For innovation, corporate culture matters more than location

Is there a corporate culture of innovation that transcends national differences? That’s one of the intriguing suggestions of a new study called  “Radical Innovation Across Nations: The Pre-eminence of Corporate Culture” that is scheduled to be forthcoming in the January 2009 issue of the Journal of Marketing. Researchers Gerard J. Tellis, Jaideep C. Prabhu andRajesh K. Chandy report findings from a survey of executives who were closely involved in innovation efforts at more than 750 public companies in 17 different countries.

Tellis, Prabhu and Chandy also used data available from sources such as the World Economic Forum and the IMD World Competitiveness Report to create variables for each of the 17 countries in areas such as capital, skilled labor and innovation-friendly government policies.  And their survey asked respondents questions about their companies’ corporate culture and about the companies’ level of radical innovation.

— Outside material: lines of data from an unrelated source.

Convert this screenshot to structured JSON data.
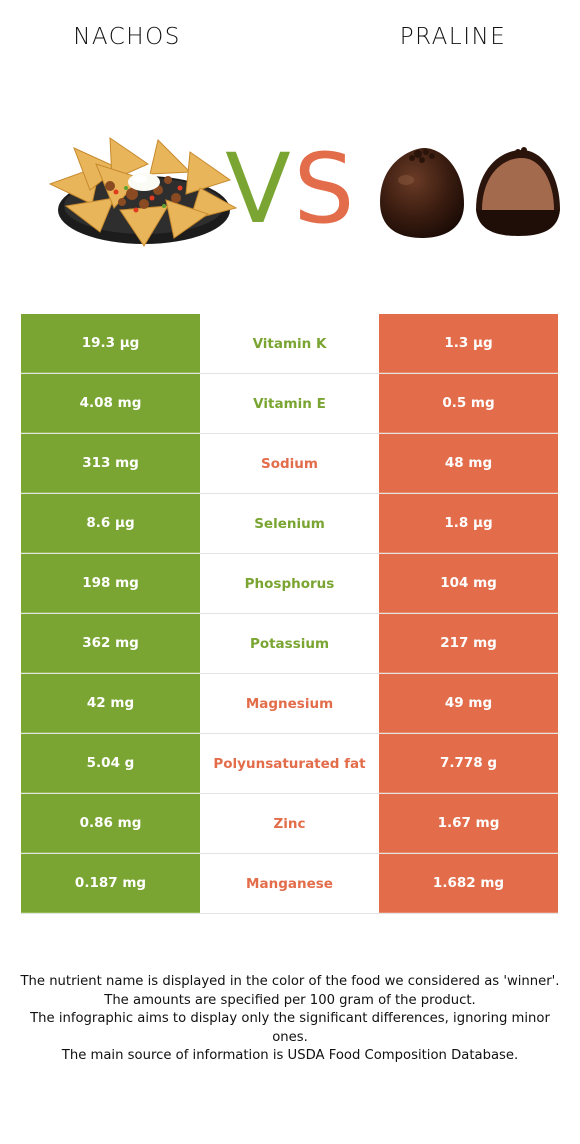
{
  "header": {
    "left_food": "NACHOS",
    "right_food": "PRALINE",
    "vs_left": "V",
    "vs_right": "S"
  },
  "colors": {
    "left": "#7aa532",
    "right": "#e36d4b"
  },
  "icons": {
    "left_image": "nachos-plate-icon",
    "right_image": "praline-chocolate-icon"
  },
  "rows": [
    {
      "left": "19.3 µg",
      "nutrient": "Vitamin K",
      "right": "1.3 µg",
      "winner": "left"
    },
    {
      "left": "4.08 mg",
      "nutrient": "Vitamin E",
      "right": "0.5 mg",
      "winner": "left"
    },
    {
      "left": "313 mg",
      "nutrient": "Sodium",
      "right": "48 mg",
      "winner": "right"
    },
    {
      "left": "8.6 µg",
      "nutrient": "Selenium",
      "right": "1.8 µg",
      "winner": "left"
    },
    {
      "left": "198 mg",
      "nutrient": "Phosphorus",
      "right": "104 mg",
      "winner": "left"
    },
    {
      "left": "362 mg",
      "nutrient": "Potassium",
      "right": "217 mg",
      "winner": "left"
    },
    {
      "left": "42 mg",
      "nutrient": "Magnesium",
      "right": "49 mg",
      "winner": "right"
    },
    {
      "left": "5.04 g",
      "nutrient": "Polyunsaturated fat",
      "right": "7.778 g",
      "winner": "right"
    },
    {
      "left": "0.86 mg",
      "nutrient": "Zinc",
      "right": "1.67 mg",
      "winner": "right"
    },
    {
      "left": "0.187 mg",
      "nutrient": "Manganese",
      "right": "1.682 mg",
      "winner": "right"
    }
  ],
  "footer": {
    "line1": "The nutrient name is displayed in the color of the food we considered as 'winner'.",
    "line2": "The amounts are specified per 100 gram of the product.",
    "line3": "The infographic aims to display only the significant differences, ignoring minor ones.",
    "line4": "The main source of information is USDA Food Composition Database."
  }
}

The researchers found that a number of attitudes and practices associated with corporate culture had a significant positive effect on radical innovation — and radical innovation, in turn, had a postive impact on the financial market’s valuation of a company.  Corporate attitudes that had a relatively strong positve effect on radical innovation included a willingness to cannibalize a company’s existing products, an orientation toward the future, and a tolerance for risk.  Not surprisingly, having a high percentage of a company’s employees working in R&D also had a significant positive association with radical innovation.

But, once the effect of corporate culture was accounted for, the researchers found that a number of country-level factors — such as the environment for skilled labor in the country as a whole  –  had little impact on a company’s level of radical innovation.